Open Source research tool to search, browse, analyze and explore large document collections by Semantic Search Engine and Open Source Text Mining & Text Analytics platform (Integrates ETL for document processing, OCR for images & PDF, named entity recognition for persons, organizations & locations, metadata management by thesaurus & ontologies, search user interface & search apps for fulltext search, faceted search & knowledge graph)

Last update: Jan 06, 2023

Overview

Open Semantic Search

https://opensemanticsearch.org

Integrated search server, ETL framework for document processing (crawling, text extraction, text analysis, named entity recognition and OCR for images and embedded images in PDF), search user interfaces, text mining, text analytics and search apps for fulltext search, faceted search, exploratory search and knowledge graph search

Build

How to build the deb package for installation on Debian or Ubuntu server or the docker images for running in Docker containers:

Build deb package

To build a deb package for Debian or Ubuntu, call the build script "build-deb" as user root (change user by su or sudo su):

./build-deb

Build docker images

Clone the repository including the dependencies :

git clone --recurse-submodules --remote-submodules https://github.com/opensemanticsearch/open-semantic-search.git

Inside the opensemanticsearch directory, build the Docker images use the docker-compose config docker-compose.yml :

cd opensemanticsearch

docker-compose build

After these builds all the Docker images/dependencies/services can by started together by docker-compose with the config file docker-compose.yml.

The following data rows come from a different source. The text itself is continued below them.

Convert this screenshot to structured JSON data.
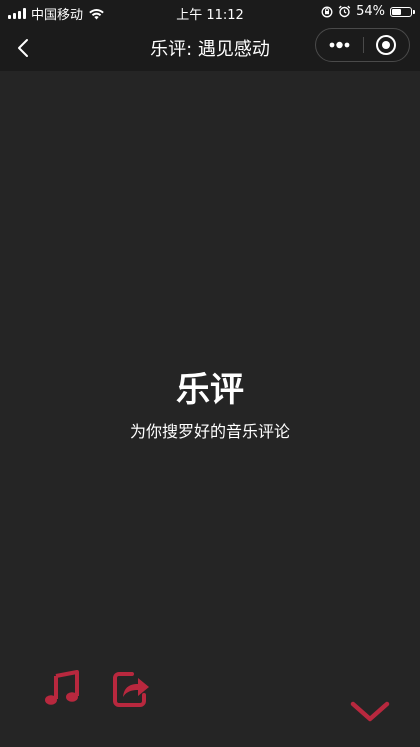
{
  "status_bar": {
    "carrier": "中国移动",
    "time": "上午 11:12",
    "battery": "54%",
    "battery_level": 0.54,
    "icons": [
      "signal-icon",
      "wifi-icon",
      "orientation-lock-icon",
      "alarm-icon",
      "battery-icon"
    ]
  },
  "nav": {
    "title": "乐评: 遇见感动",
    "icons": [
      "back-icon",
      "more-icon",
      "close-target-icon"
    ]
  },
  "hero": {
    "title": "乐评",
    "subtitle": "为你搜罗好的音乐评论"
  },
  "actions": {
    "icons": [
      "music-note-icon",
      "share-icon",
      "chevron-down-icon"
    ],
    "accent_color": "#b8283e"
  },
  "colors": {
    "background": "#252525",
    "bar_background": "#1b1b1b",
    "text": "#ffffff",
    "accent": "#b8283e"
  }
}
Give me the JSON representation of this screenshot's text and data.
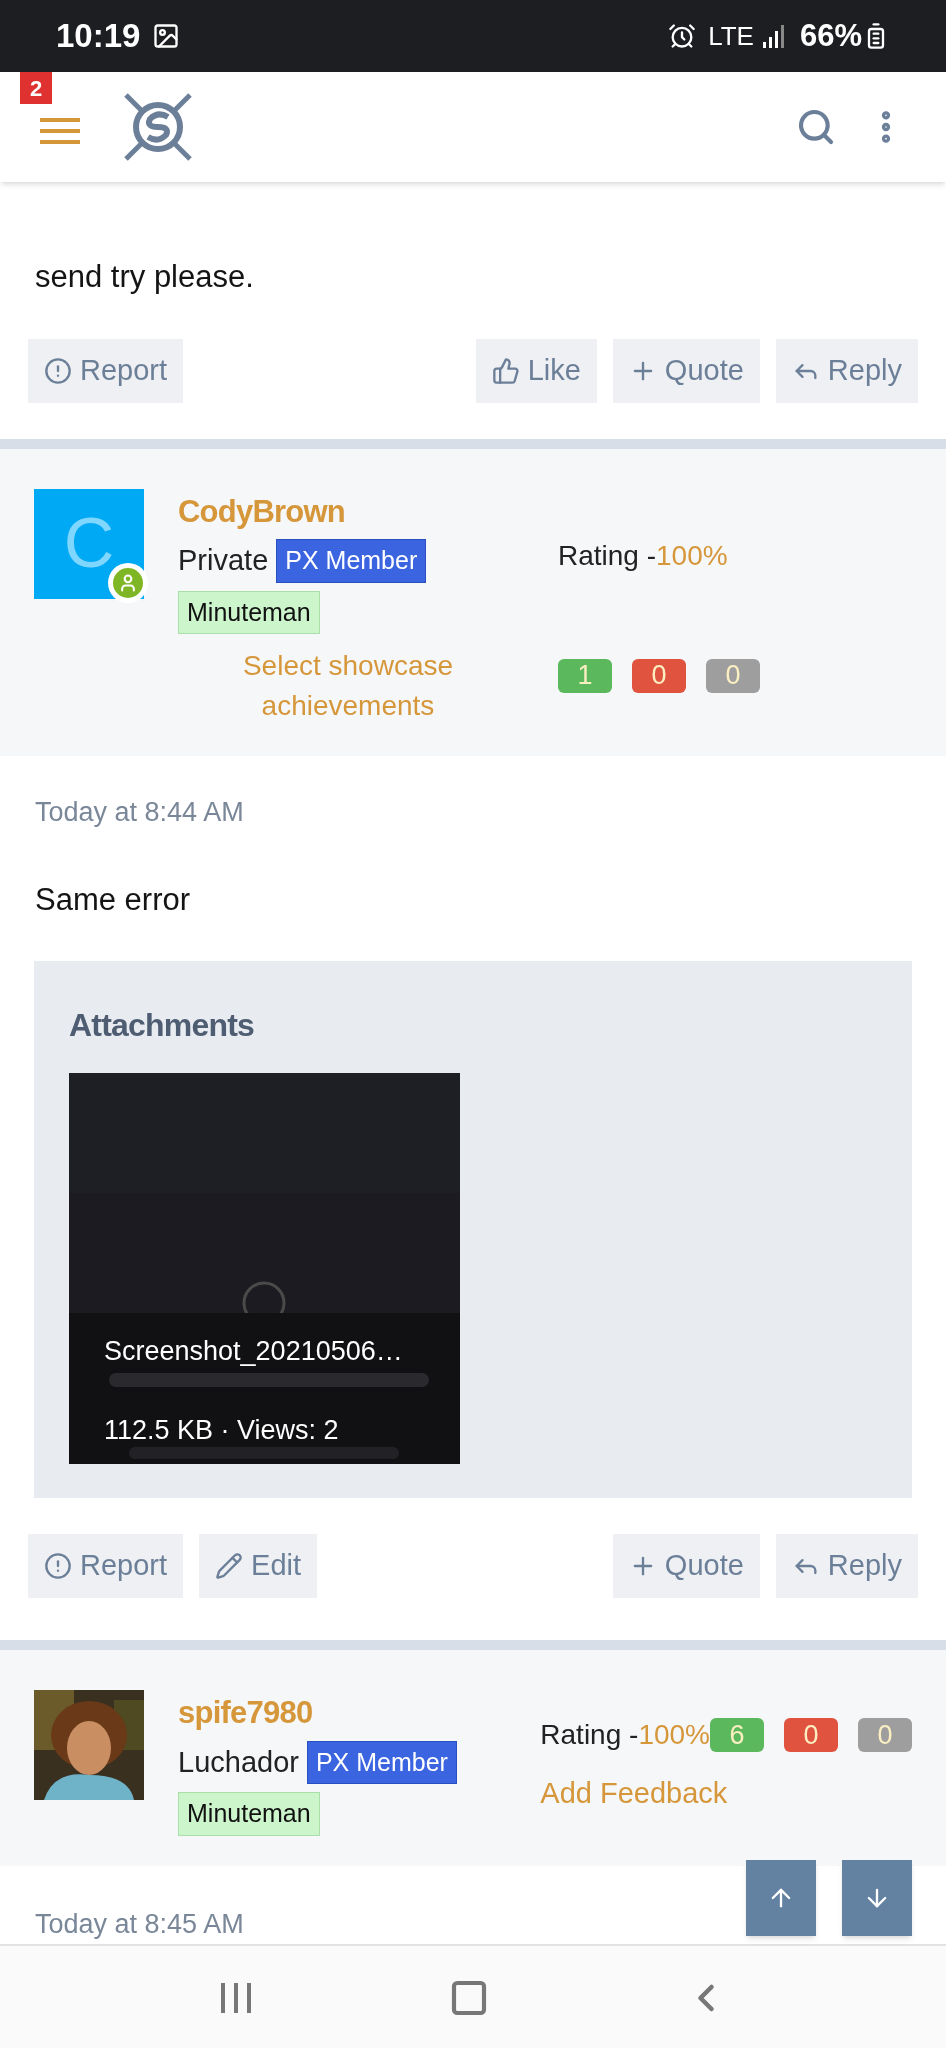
{
  "status_bar": {
    "time": "10:19",
    "network": "LTE",
    "battery": "66%"
  },
  "header": {
    "notification_count": "2"
  },
  "posts": [
    {
      "body": "send try please.",
      "actions": [
        {
          "kind": "report",
          "label": "Report"
        },
        {
          "kind": "like",
          "label": "Like"
        },
        {
          "kind": "quote",
          "label": "Quote"
        },
        {
          "kind": "reply",
          "label": "Reply"
        }
      ]
    },
    {
      "author": {
        "name": "CodyBrown",
        "avatar": {
          "kind": "letter",
          "letter": "C",
          "online": true
        },
        "rank": "Private",
        "badge": "PX Member",
        "tag": "Minuteman",
        "link": "Select showcase achievements",
        "rating_label": "Rating -",
        "rating_value": "100%",
        "counts": [
          {
            "value": "1",
            "color": "#5cb85c"
          },
          {
            "value": "0",
            "color": "#e0533f"
          },
          {
            "value": "0",
            "color": "#9e9e9e"
          }
        ]
      },
      "time": "Today at 8:44 AM",
      "body": "Same error",
      "attachments": {
        "title": "Attachments",
        "file_name": "Screenshot_20210506…",
        "meta": "112.5 KB · Views: 2"
      },
      "actions": [
        {
          "kind": "report",
          "label": "Report"
        },
        {
          "kind": "edit",
          "label": "Edit"
        },
        {
          "kind": "quote",
          "label": "Quote"
        },
        {
          "kind": "reply",
          "label": "Reply"
        }
      ]
    },
    {
      "author": {
        "name": "spife7980",
        "rank": "Luchador",
        "badge": "PX Member",
        "tag": "Minuteman",
        "link": "Add Feedback",
        "rating_label": "Rating -",
        "rating_value": "100%",
        "counts": [
          {
            "value": "6",
            "color": "#5cb85c"
          },
          {
            "value": "0",
            "color": "#e0533f"
          },
          {
            "value": "0",
            "color": "#9e9e9e"
          }
        ]
      },
      "time": "Today at 8:45 AM"
    }
  ]
}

You can run the instance by typing :

docker-compose up

You can browse OpenSemanticSearch in your favourite browser at this url :

http://localhost:8080/search/

Automated tests

For CI/CD there are some different automated tests:

Integration tests

Since the submodule Open Semantic ETL uses and needs different powerful services like Solr, spacY-services or Tika-Server by HTTP and REST-API, the automated tests run as integration tests within the docker-compose environment configured in docker-compose.etl-test.yml so these services are available while running the unittests.

End to end tests

Some automated integration tests and end-to-end (E2E) tests within a web browser controlled by the browser automation framework playwright and the node.js / javascript based test framework JEST.

You can extend the automated tests in test/test.js

They run by the docker image Dockerfile-test and need the services of the docker-compose environment docker-compose.test.yml

Dependencies

Dependencies are resolved automatically by building or by installation of the Debian or Ubuntu packages or by building the Docker images.

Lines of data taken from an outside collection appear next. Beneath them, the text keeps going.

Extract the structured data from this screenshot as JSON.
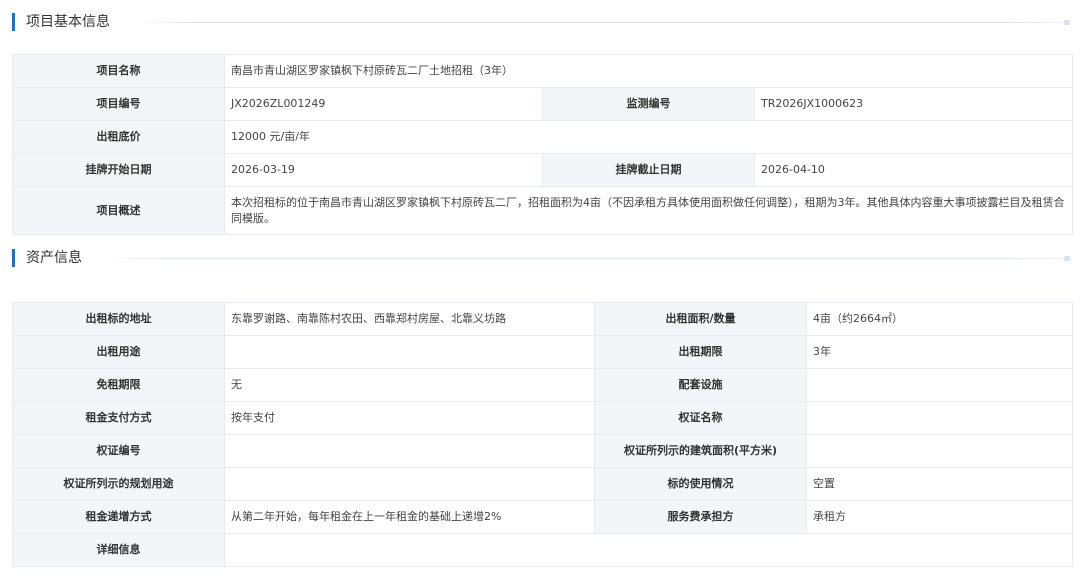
{
  "sections": {
    "basic": {
      "title": "项目基本信息"
    },
    "asset": {
      "title": "资产信息"
    }
  },
  "basic": {
    "name_label": "项目名称",
    "name_value": "南昌市青山湖区罗家镇枫下村原砖瓦二厂土地招租（3年）",
    "code_label": "项目编号",
    "code_value": "JX2026ZL001249",
    "monitor_label": "监测编号",
    "monitor_value": "TR2026JX1000623",
    "price_label": "出租底价",
    "price_value": "12000 元/亩/年",
    "start_label": "挂牌开始日期",
    "start_value": "2026-03-19",
    "end_label": "挂牌截止日期",
    "end_value": "2026-04-10",
    "summary_label": "项目概述",
    "summary_value": "本次招租标的位于南昌市青山湖区罗家镇枫下村原砖瓦二厂，招租面积为4亩（不因承租方具体使用面积做任何调整），租期为3年。其他具体内容重大事项披露栏目及租赁合同模版。"
  },
  "asset": {
    "address_label": "出租标的地址",
    "address_value": "东靠罗谢路、南靠陈村农田、西靠郑村房屋、北靠义坊路",
    "area_label": "出租面积/数量",
    "area_value": "4亩（约2664㎡）",
    "use_label": "出租用途",
    "use_value": "",
    "term_label": "出租期限",
    "term_value": "3年",
    "free_label": "免租期限",
    "free_value": "无",
    "facility_label": "配套设施",
    "facility_value": "",
    "pay_label": "租金支付方式",
    "pay_value": "按年支付",
    "cert_name_label": "权证名称",
    "cert_name_value": "",
    "cert_no_label": "权证编号",
    "cert_no_value": "",
    "build_area_label": "权证所列示的建筑面积(平方米)",
    "build_area_value": "",
    "plan_use_label": "权证所列示的规划用途",
    "plan_use_value": "",
    "usage_label": "标的使用情况",
    "usage_value": "空置",
    "increase_label": "租金递增方式",
    "increase_value": "从第二年开始，每年租金在上一年租金的基础上递增2%",
    "service_label": "服务费承担方",
    "service_value": "承租方",
    "detail_label": "详细信息",
    "detail_value": ""
  }
}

Documentation on this dependecies which may help debugging dependency hell issues or installations in other environments:

Build dependencies on Source code (GIT)

Dependencies on other Git repositories / submodules of components like Open Semantic ETL are defined in the Git config file .gitmodules

The submodules will be checked out automatically to the subdirectory "src", if you check out this repository by git in recursive mode.

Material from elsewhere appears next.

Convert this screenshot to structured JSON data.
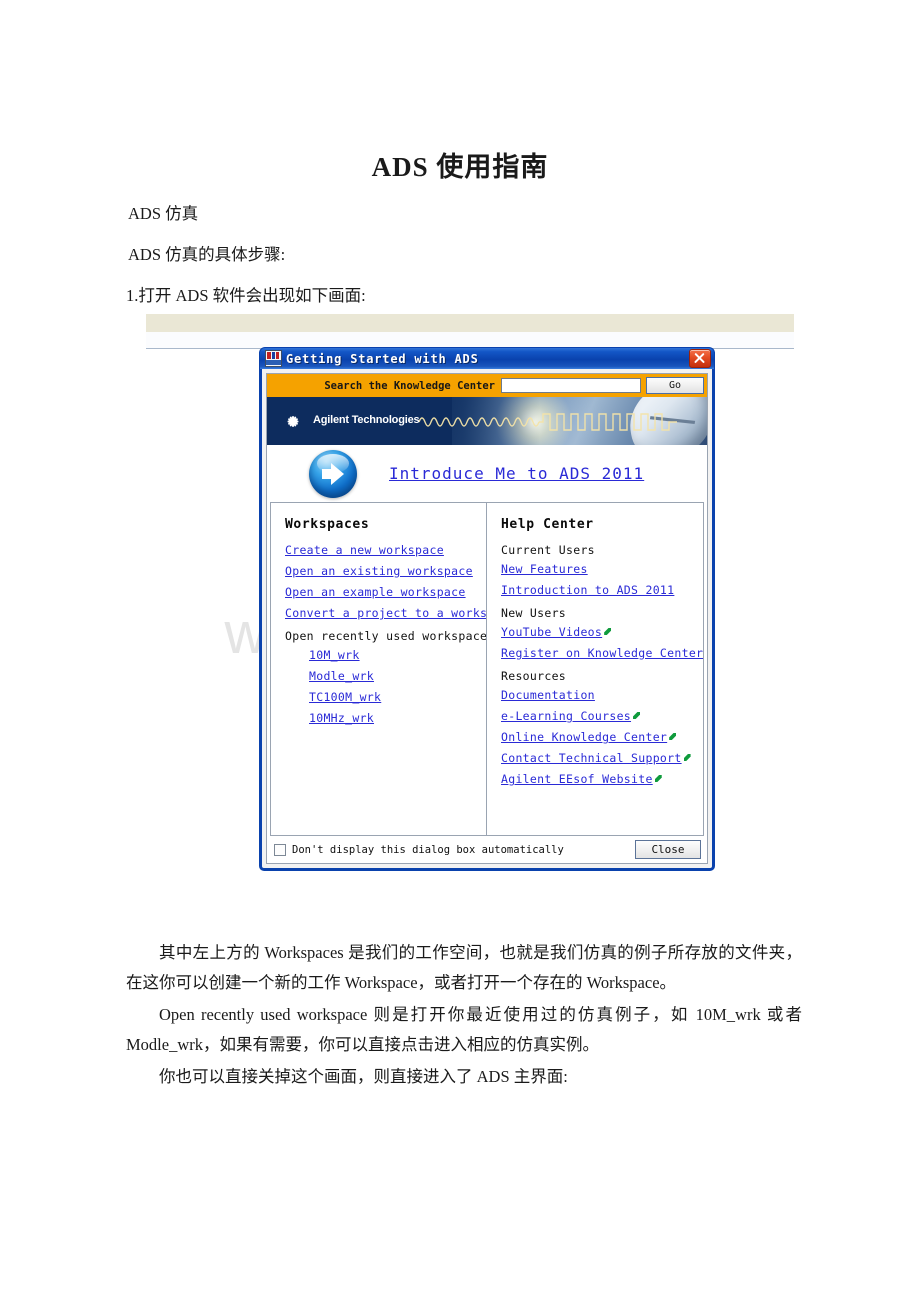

Packaging dependencies of Java archives (JAR)

The submodules tika.deb and solr.deb need the JAR of Apache Tika-Server and Apache Solr.

If not there, they will be downloaded from Apache Software Foundation by wget in the submodule "build" script or its "Dockerfile".

Installation dependencies on Debian/Ubuntu packages (DEB)

Dependecies of tools and libraries, which are available in the Debian or Ubuntu package repositories, are defined in the section "Depends" of the deb package config file DEBIAN/control

https://github.com/opensemanticsearch/open-semantic-search/blob/master/DEBIAN/control

Installation dependencies on Python packages (PIP)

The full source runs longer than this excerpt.